Патетика не убеждает, да она в данном случае и не нужна, потому что истинной наградой крестьянской девушке из Домреми стала неслабеющая память народа. Для Твена — по всему характеру его взглядов и творчества — важно, что Жанна еще почти ребенок: и в дни своей славы под Орлеаном и Патэ, и в дни мученичества на руанском процессе. Она — точно бы сама юность. И поэтому она прекрасна.
Детьми были принц Эдуард и Том Кенти, а Хэнку Моргану все королевство Артура представлялось «огромной детской». В «Жанне» эта любимая мысль писателя: только подросток, еще не вкусивший отравленных плодов взрослой жизни с ее двоедушием и практичностью, способен оставаться человеком, каким тот создан природой, — выражена отчетливее, чем в любом другом произведении Твена.
Этой отчетливости помог сам материал книги. В резком свете истории с необычайной ясностью проступали испытанные опытом истины о сущности человека. И, осмысляя уроки истории, Твен уже остерегался утверждать, как прежде, что человек неизменно прекрасен, а уродливы лишь порядки, существующие в обществе. Он теперь твердо знал, что эти порядки создает сам человек, а значит, сам за них отвечает. И уродства общества способны порождать низость и гнусность, малодушие и интриганство. И народ — это не абстракция, а реальные люди, которые способны становиться настоящими героями, но точно так же и толпой — равнодушной и жестокой.
«Жалкий род человеческий», — слова, вырвавшиеся у де Конта, Твен повторит еще не раз в своих последних книгах. Но и в них сквозь сумрачные настроения будет пробиваться пламя великой любви и великого гнева, навеки обессмертивших имя Жанны д'Арк, чей образ будет жить в душе Твена до самого конца.
Клокочущий вулкан
Он писал «Жанну» в трудное для Америки время. Страна была охвачена экономическим кризисом. Газеты сообщали: безработных уже два с половиной миллиона, и это, очевидно, не предел.

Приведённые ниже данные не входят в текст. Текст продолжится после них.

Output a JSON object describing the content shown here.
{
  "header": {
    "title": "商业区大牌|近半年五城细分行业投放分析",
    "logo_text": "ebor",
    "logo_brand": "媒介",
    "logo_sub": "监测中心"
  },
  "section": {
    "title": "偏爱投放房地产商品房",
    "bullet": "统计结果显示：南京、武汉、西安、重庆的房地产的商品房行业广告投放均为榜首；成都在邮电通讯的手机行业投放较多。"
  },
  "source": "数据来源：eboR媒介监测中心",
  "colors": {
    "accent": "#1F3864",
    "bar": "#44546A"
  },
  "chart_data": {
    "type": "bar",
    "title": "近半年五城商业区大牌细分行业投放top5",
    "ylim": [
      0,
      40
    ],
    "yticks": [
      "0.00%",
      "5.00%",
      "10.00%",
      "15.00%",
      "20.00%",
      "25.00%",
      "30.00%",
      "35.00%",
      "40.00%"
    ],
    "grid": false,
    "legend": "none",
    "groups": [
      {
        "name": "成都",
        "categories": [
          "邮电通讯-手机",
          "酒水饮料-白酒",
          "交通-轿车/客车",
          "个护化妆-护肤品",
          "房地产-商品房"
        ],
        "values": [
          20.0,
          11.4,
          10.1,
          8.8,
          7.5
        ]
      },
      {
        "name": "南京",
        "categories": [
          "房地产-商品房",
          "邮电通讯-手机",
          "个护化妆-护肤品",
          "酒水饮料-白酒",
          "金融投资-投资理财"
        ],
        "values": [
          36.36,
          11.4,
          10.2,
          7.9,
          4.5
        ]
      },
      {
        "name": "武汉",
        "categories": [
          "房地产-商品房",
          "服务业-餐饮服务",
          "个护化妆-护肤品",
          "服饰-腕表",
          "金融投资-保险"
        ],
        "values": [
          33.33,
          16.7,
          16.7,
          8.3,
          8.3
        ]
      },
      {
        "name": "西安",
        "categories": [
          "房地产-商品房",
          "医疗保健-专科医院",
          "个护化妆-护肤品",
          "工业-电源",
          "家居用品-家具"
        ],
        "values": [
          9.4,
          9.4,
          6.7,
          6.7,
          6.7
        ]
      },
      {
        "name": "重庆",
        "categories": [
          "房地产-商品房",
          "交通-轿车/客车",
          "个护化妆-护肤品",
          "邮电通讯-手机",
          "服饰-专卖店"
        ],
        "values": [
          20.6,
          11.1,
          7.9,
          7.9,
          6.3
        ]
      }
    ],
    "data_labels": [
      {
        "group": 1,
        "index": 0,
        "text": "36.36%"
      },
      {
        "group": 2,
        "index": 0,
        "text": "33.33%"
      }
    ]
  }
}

На занесенных снегом улицах перед запертыми фабричными воротами всегда дежурили оборванные, исхудалые люди. Полиция спешно пополняла свои боевые арсеналы. Опасались волнений и баррикадных боев.
Стояла зима 1894 года. Восемью годами раньше в день первого мая на Хаймаркетской площади Чикаго вызванные губернатором войска расстреляли рабочий митинг, вызвав мощную волну протестов, — так родился праздник пролетарской солидарности. А сейчас тоже следовало ожидать побоищ и расстрелов. Атмосфера накалилась. Твен с тревогой разворачивал газеты, сильно запаздывавшие к нему во Флоренцию.
Здесь Клеменсы жили уже давно. И не по собственной воле. Еще в 1891 году они покинули дом в Хартфорде, чтобы в него не вернуться. Дела семьи находились в тяжелом состоянии. Никто бы не поверил, что прославленному писателю приходится настолько туго.
Всему виной была наборная машина, изобретенная неким Пейджем.
У Твена еще в юности пробудилась страсть к технике. Он горячо интересовался каждым новшеством: первым из литераторов установил у себя домашний телефон, первым начал печатать рукописи на машинке, а исправлять их авторучкой, первым испытал фонограф, на который диктовал письма. Пробовал кое-что придумывать сам — то железнодорожный тормоз, то вечный календарь, то приспособление для склейки конвертов. Разработал проект магистрали от Стамбула до Персидского залива. Убеждал своих богатых знакомых поддержать польского инженера Щепаника, предложившего схему прибора, отдаленно напоминающего современный телевизор.
Эти затеи обычно кончались ничем, причиняя умеренный убыток. С печатным станком получилось иначе. Твен в молодости провел у наборной кассы не один десяток часов и знал, до чего это выматывающий труд. Идея Пейджа увлекла его бесповоротно. Но машина — чудо механики, как ее называл Твен, — упорно не желала работать. Требовались усовершенствования, а они стоили огромных денег. Так продолжалось много лет. В итоге у Твена не осталось ни гроша. А станок за сотню долларов приобрел один музей. Типографии предпочли одновременно появившийся линотип.